U.S., Canada Take Steps in Arctic
In a meeting in late December between U.S. President Barack Obama and Canadian Prime Minister Justin Trudeau, the two countries to take a number of steps to protect the environment in the Arctic.
The measure which got most of the attention involved a commitment to restrict drilling in the north.
Yet another aspect of the plan, which received less attention involves a strategy to phase out their use of heavy fuel oil (HFO) from vessels operating in the Arctic.
That proposal will have a direct impact on trade, as the Arctic climate warms and the use of northern routes for ocean shipping becomes more of a reality.
The Clean Arctic Alliance praised both nations for their action to rid the region of the dirtiest marine fuel.
“With ship traffic in the Arctic expected to grow dramatically as Arctic sea ice continues to decline,” said Clean Arctic Alliance advisor Sian Prior. “this announcement demonstrates real regional leadership towards protecting the Arctic from future harm.”
“We recognize that the growing possibility of an HFO spill in the Arctic, along with the significant amounts of black carbon that will be emitted by increased shipping in the region, are serious threats to the Arctic environment and climate,” said Liana James, Shipping Policy Consultant for Clean Air Task Force. “We commend the US and Canada for taking this welcome step.”
The United States and Canada have also agreed to propose a plan for the next meeting of the International Maritime Organization’s Marine Environment Protection Committee in July 2017 in order to implement the work necessary for a phase out.
A coalition of environmental NGOs has already called for phase-out of use of HFO for Arctic shipping at an IMO meeting in October 2016.
Heavy fuel oil is still used by most ocean-going commercial ships, but, due to its dangers, is already banned in Antarctica and in the waters around the Norwegian Arctic archipelago of Svalbard. Its use is still unregulated across the Arctic. The eight-nation Arctic Council has identified spills of heavy fuel oil as the top threat posed by Arctic shipping.
“HFO is the dirtiest fuel available to the shipping industry, and poses threats from spills and black carbon emissions that are too great to ignore”, said Prior. “For the sake of the marine environment and the coastal communities and wildlife that depend upon it, it is clear that Arctic shipping cannot continue relying on HFO as fuel.”
Heavy fuel oil (HFO) is a viscous, tar-like sludge that breaks down extremely slowly in cold Arctic waters and is close to impossible to clean up in the event of a spill. Currently HFO powers 44 percent of the ships currently operating in the Arctic, but it accounts for more than 75 percent of the fuel onboard Arctic ships, according to figures from the International Council on Clean Transportation.

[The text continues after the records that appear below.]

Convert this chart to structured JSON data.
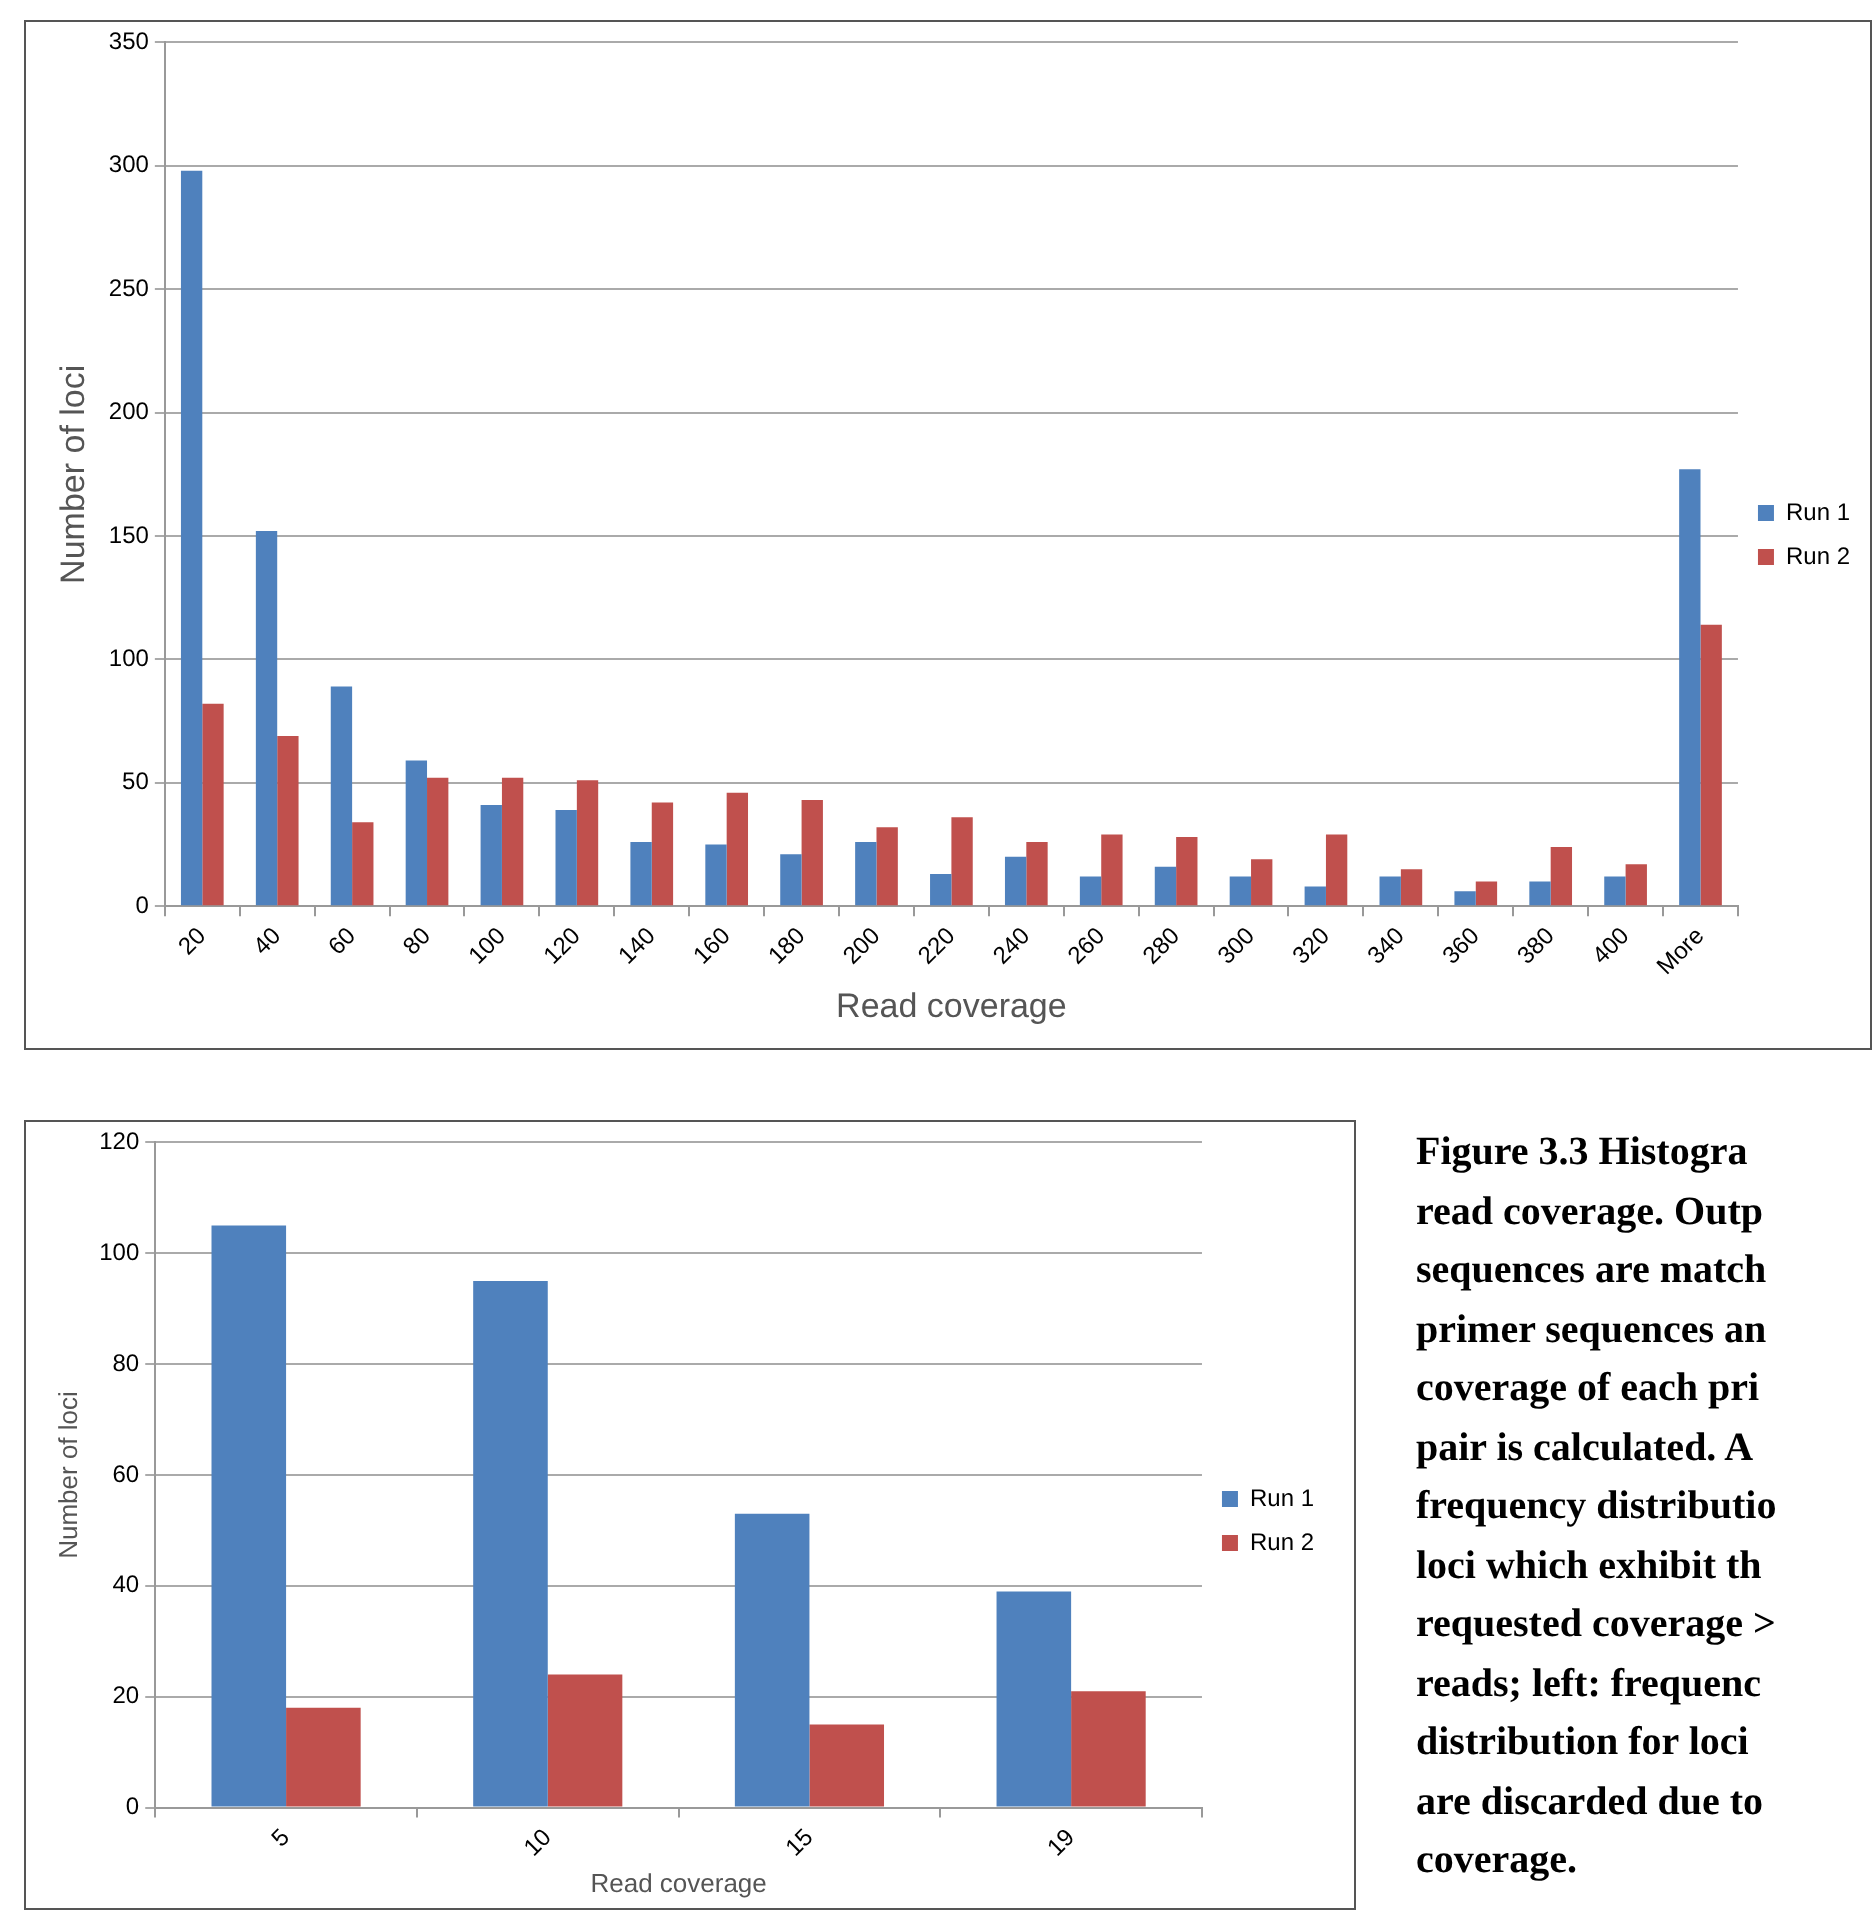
{
  "chart_data": [
    {
      "type": "bar",
      "xlabel": "Read coverage",
      "ylabel": "Number of loci",
      "categories": [
        "20",
        "40",
        "60",
        "80",
        "100",
        "120",
        "140",
        "160",
        "180",
        "200",
        "220",
        "240",
        "260",
        "280",
        "300",
        "320",
        "340",
        "360",
        "380",
        "400",
        "More"
      ],
      "series": [
        {
          "name": "Run 1",
          "color": "#4f81bd",
          "values": [
            298,
            152,
            89,
            59,
            41,
            39,
            26,
            25,
            21,
            26,
            13,
            20,
            12,
            16,
            12,
            8,
            12,
            6,
            10,
            12,
            177
          ]
        },
        {
          "name": "Run 2",
          "color": "#c0504d",
          "values": [
            82,
            69,
            34,
            52,
            52,
            51,
            42,
            46,
            43,
            32,
            36,
            26,
            29,
            28,
            19,
            29,
            15,
            10,
            24,
            17,
            114
          ]
        }
      ],
      "ylim": [
        0,
        350
      ],
      "yticks": [
        0,
        50,
        100,
        150,
        200,
        250,
        300,
        350
      ],
      "grid": "y",
      "legend": "right"
    },
    {
      "type": "bar",
      "xlabel": "Read coverage",
      "ylabel": "Number of loci",
      "categories": [
        "5",
        "10",
        "15",
        "19"
      ],
      "series": [
        {
          "name": "Run 1",
          "color": "#4f81bd",
          "values": [
            105,
            95,
            53,
            39
          ]
        },
        {
          "name": "Run 2",
          "color": "#c0504d",
          "values": [
            18,
            24,
            15,
            21
          ]
        }
      ],
      "ylim": [
        0,
        120
      ],
      "yticks": [
        0,
        20,
        40,
        60,
        80,
        100,
        120
      ],
      "grid": "y",
      "legend": "right",
      "annotations": [
        "Figure 3.3 Histogra\nread coverage. Outp\nsequences are match\nprimer sequences an\ncoverage of each pri\npair is calculated. A\nfrequency distributio\nloci which exhibit th\nrequested coverage >\nreads; left: frequenc\ndistribution for loci\nare discarded due to\ncoverage."
      ]
    }
  ]
}
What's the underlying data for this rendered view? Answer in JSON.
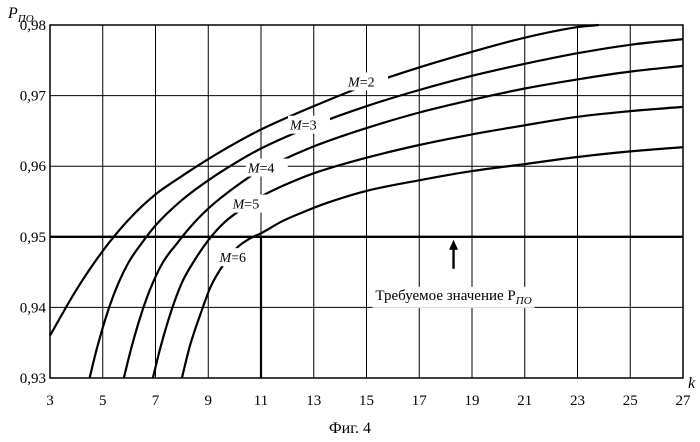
{
  "chart_data": {
    "type": "line",
    "ylabel": "P",
    "ylabel_sub": "ПО",
    "xlabel": "k",
    "x_ticks": [
      "3",
      "5",
      "7",
      "9",
      "11",
      "13",
      "15",
      "17",
      "19",
      "21",
      "23",
      "25",
      "27"
    ],
    "y_ticks": [
      "0,93",
      "0,94",
      "0,95",
      "0,96",
      "0,97",
      "0,98"
    ],
    "xlim": [
      3,
      27
    ],
    "ylim": [
      0.93,
      0.98
    ],
    "grid": true,
    "series": [
      {
        "name": "M=2",
        "label_prefix": "M",
        "label_value": "=2",
        "x": [
          3,
          4,
          5,
          6,
          7,
          8,
          9,
          10,
          11,
          13,
          15,
          17,
          19,
          21,
          23,
          23.8
        ],
        "y": [
          0.936,
          0.9425,
          0.948,
          0.9525,
          0.956,
          0.9586,
          0.961,
          0.9632,
          0.9652,
          0.9685,
          0.9715,
          0.974,
          0.9762,
          0.9782,
          0.9797,
          0.98
        ]
      },
      {
        "name": "M=3",
        "label_prefix": "M",
        "label_value": "=3",
        "x": [
          4.5,
          4.8,
          5.2,
          5.6,
          6,
          6.5,
          7,
          8,
          9,
          10,
          11,
          13,
          15,
          17,
          19,
          21,
          23,
          25,
          27
        ],
        "y": [
          0.93,
          0.9345,
          0.9395,
          0.9435,
          0.9465,
          0.9492,
          0.9516,
          0.9552,
          0.958,
          0.9604,
          0.9625,
          0.9658,
          0.9685,
          0.9708,
          0.9728,
          0.9745,
          0.976,
          0.9772,
          0.978
        ]
      },
      {
        "name": "M=4",
        "label_prefix": "M",
        "label_value": "=4",
        "x": [
          5.8,
          6.1,
          6.5,
          6.9,
          7.3,
          7.8,
          8.3,
          9,
          10,
          11,
          12,
          13,
          15,
          17,
          19,
          21,
          23,
          25,
          27
        ],
        "y": [
          0.93,
          0.9345,
          0.9395,
          0.9435,
          0.9465,
          0.949,
          0.9513,
          0.954,
          0.957,
          0.9595,
          0.9612,
          0.9628,
          0.9654,
          0.9676,
          0.9694,
          0.971,
          0.9723,
          0.9734,
          0.9742
        ]
      },
      {
        "name": "M=5",
        "label_prefix": "M",
        "label_value": "=5",
        "x": [
          6.9,
          7.2,
          7.6,
          8,
          8.5,
          9,
          9.6,
          10.3,
          11,
          12,
          13,
          15,
          17,
          19,
          21,
          23,
          25,
          27
        ],
        "y": [
          0.93,
          0.9345,
          0.9395,
          0.9435,
          0.9468,
          0.9495,
          0.952,
          0.954,
          0.9557,
          0.9575,
          0.959,
          0.9612,
          0.963,
          0.9645,
          0.9658,
          0.967,
          0.9678,
          0.9684
        ]
      },
      {
        "name": "M=6",
        "label_prefix": "M",
        "label_value": "=6",
        "x": [
          8,
          8.3,
          8.7,
          9.1,
          9.6,
          10.1,
          10.6,
          11,
          11.8,
          12.6,
          13.5,
          15,
          17,
          19,
          21,
          23,
          25,
          27
        ],
        "y": [
          0.93,
          0.9345,
          0.939,
          0.943,
          0.9462,
          0.9485,
          0.9498,
          0.9505,
          0.9522,
          0.9535,
          0.9548,
          0.9565,
          0.958,
          0.9593,
          0.9603,
          0.9613,
          0.9621,
          0.9627
        ]
      }
    ],
    "threshold": {
      "y": 0.95,
      "label": "Требуемое значение P",
      "label_sub": "ПО"
    },
    "marker_x": 11,
    "caption": "Фиг. 4"
  }
}
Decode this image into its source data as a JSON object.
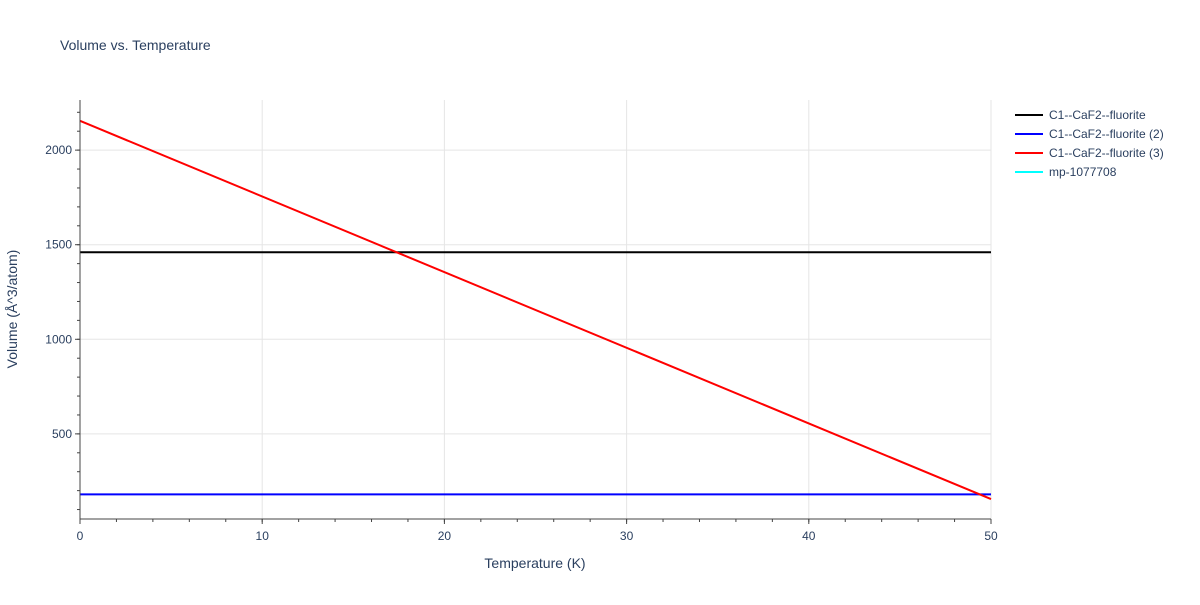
{
  "chart_data": {
    "type": "line",
    "title": "Volume vs. Temperature",
    "xlabel": "Temperature (K)",
    "ylabel": "Volume (Å^3/atom)",
    "xlim": [
      0,
      50
    ],
    "ylim": [
      50,
      2265
    ],
    "x_ticks": [
      0,
      10,
      20,
      30,
      40,
      50
    ],
    "y_ticks": [
      500,
      1000,
      1500,
      2000
    ],
    "grid": true,
    "legend_position": "top-right",
    "series": [
      {
        "name": "C1--CaF2--fluorite",
        "color": "#000000",
        "x": [
          0,
          50
        ],
        "y": [
          1460,
          1460
        ]
      },
      {
        "name": "C1--CaF2--fluorite (2)",
        "color": "#0000ff",
        "x": [
          0,
          50
        ],
        "y": [
          180,
          180
        ]
      },
      {
        "name": "C1--CaF2--fluorite (3)",
        "color": "#ff0000",
        "x": [
          0,
          50
        ],
        "y": [
          2155,
          155
        ]
      },
      {
        "name": "mp-1077708",
        "color": "#00ffff",
        "x": [],
        "y": []
      }
    ]
  }
}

Burning heavy fuel oil also emits significant quantities of black carbon, a highly potent short-lived climate pollutant that accelerates the already rapid pace of Arctic climate change. When black carbon falls on light-colored surfaces, such as Arctic snow and ice, it reduces the amount of sunlight reflected back into space. This process can accelerate snow and ice melt, increase the surface area of exposed, dark ocean water, and promote a self-reinforcing cycle of land and sea ice melting and climate warming.